The trial management group (TMG) consists of the principal investigator (FD), the trial coordinator (VGJ), and associate investigator (VDM) who are unblinded to condition. Adverse events are reviewed by the TMG and reported to the ethics committee. The process of recruitment and data management are overseen by this group. This trial may be subject to random auditing by the ethics committee.

Protocol amendments

Any amendments to the protocol will be submitted to the appointed HREC by the Chief Investigator for approval.
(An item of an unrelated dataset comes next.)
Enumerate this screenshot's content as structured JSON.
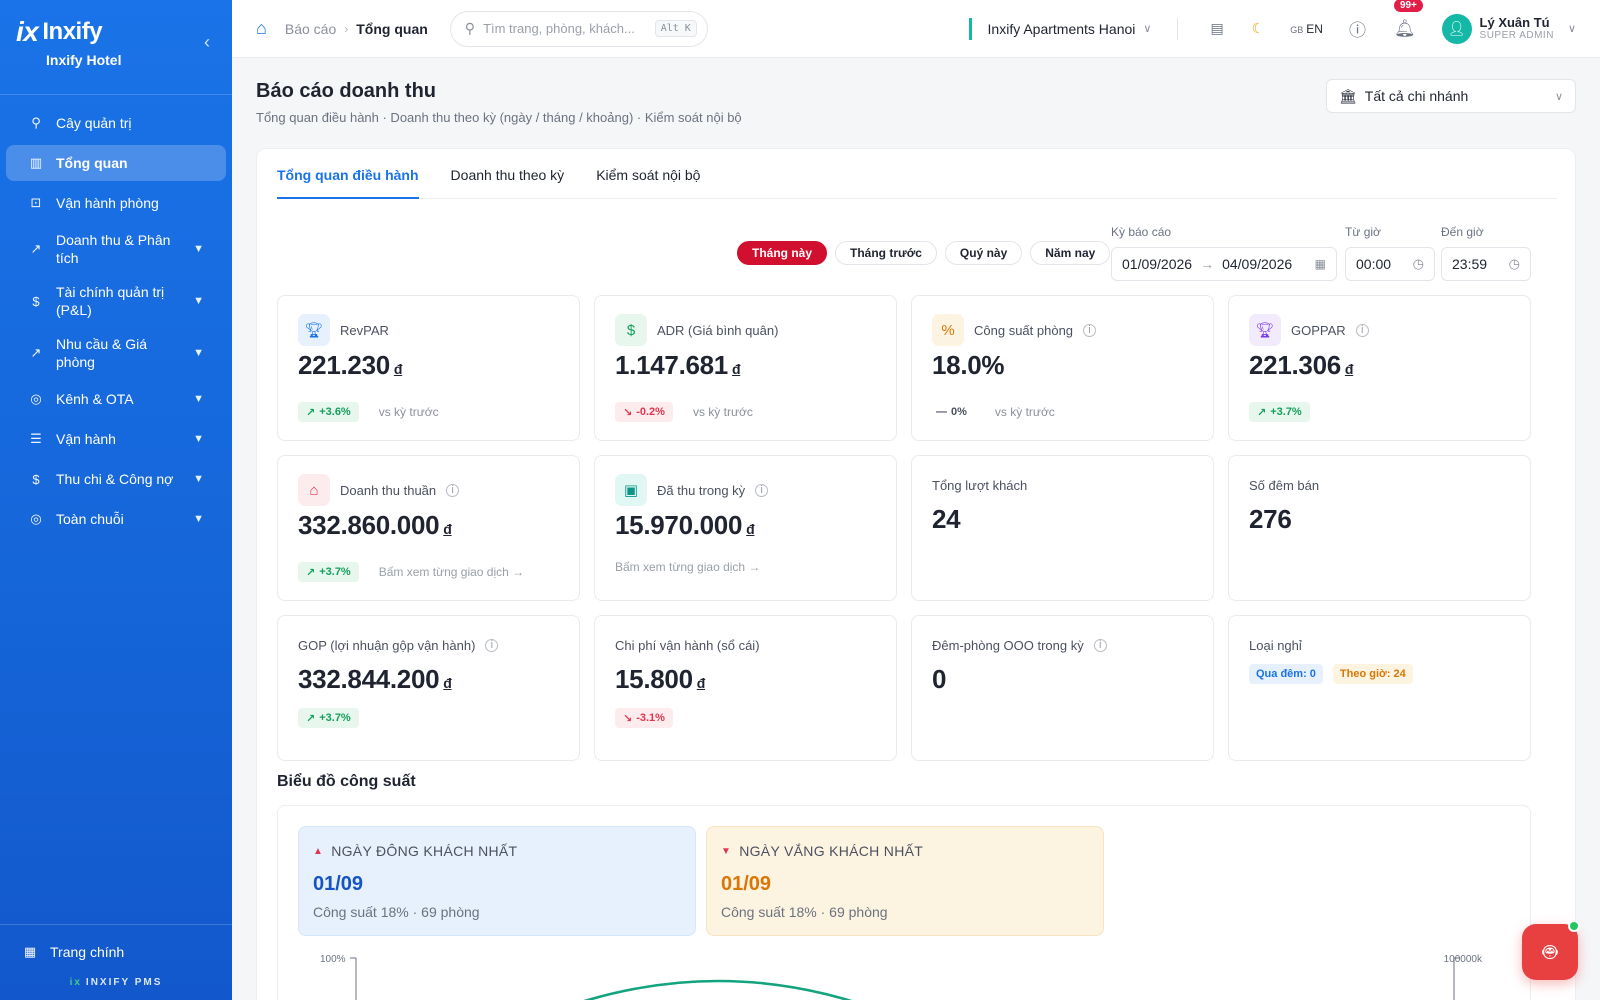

Any approved amendments by the appointed HREC will be forwarded by the Chief Investigator for submission to the appropriate Research Governance Offices. If a protocol amendment requires changes to the informed consent form, the revised form will be approved by the reviewing ethics committees and site governance officers.

Dissemination policy

Results will be disseminated in peer review publications and published international journals. Only deidentified data will be reported. Results will be provided to participants on their request.

Discussion

Compensation and adaptation therapies have been demonstrated to improve neurocognitive functioning in people with schizophrenia spectrum disorders. The current study aims to evaluate the equivalence of two different compensation and adaptation therapies (CIRCuiTS and CCT) within a community mental health service. This study also aims to identify if mismatch negativity can predict an individual’s response to compensation and adaptation therapies. This knowledge will allow clinicians to identify individuals who are more likely to receive benefit from a compensation and adaptation therapy programme.

This RCT has several strengths. To date, no other study has incorporated neurophysiological measures of mismatch negativity to identify participants that may be more likely to benefit from compensation and adaptation therapies. This is a novel approach and may assist with identifying future participants of compensation and adaptation therapy programmes. Participants will be randomly assigned to each group, and the raters remain blind to condition to avoid bias. A variety of outcome measures will be used to assess functioning across neurocognitive, social, and neurophysiological domains.

No formal assessment of inter-rater reliability will be conducted. Groups will be matched for total exposure to therapy (2 h per week over 12 weeks). Participants in the CIRCuiTS group may not have completed all 40 phases prior to the post-intervention assessments. Clinician effects may influence the results as one therapist will deliver CCT and one will deliver CIRCuiTS.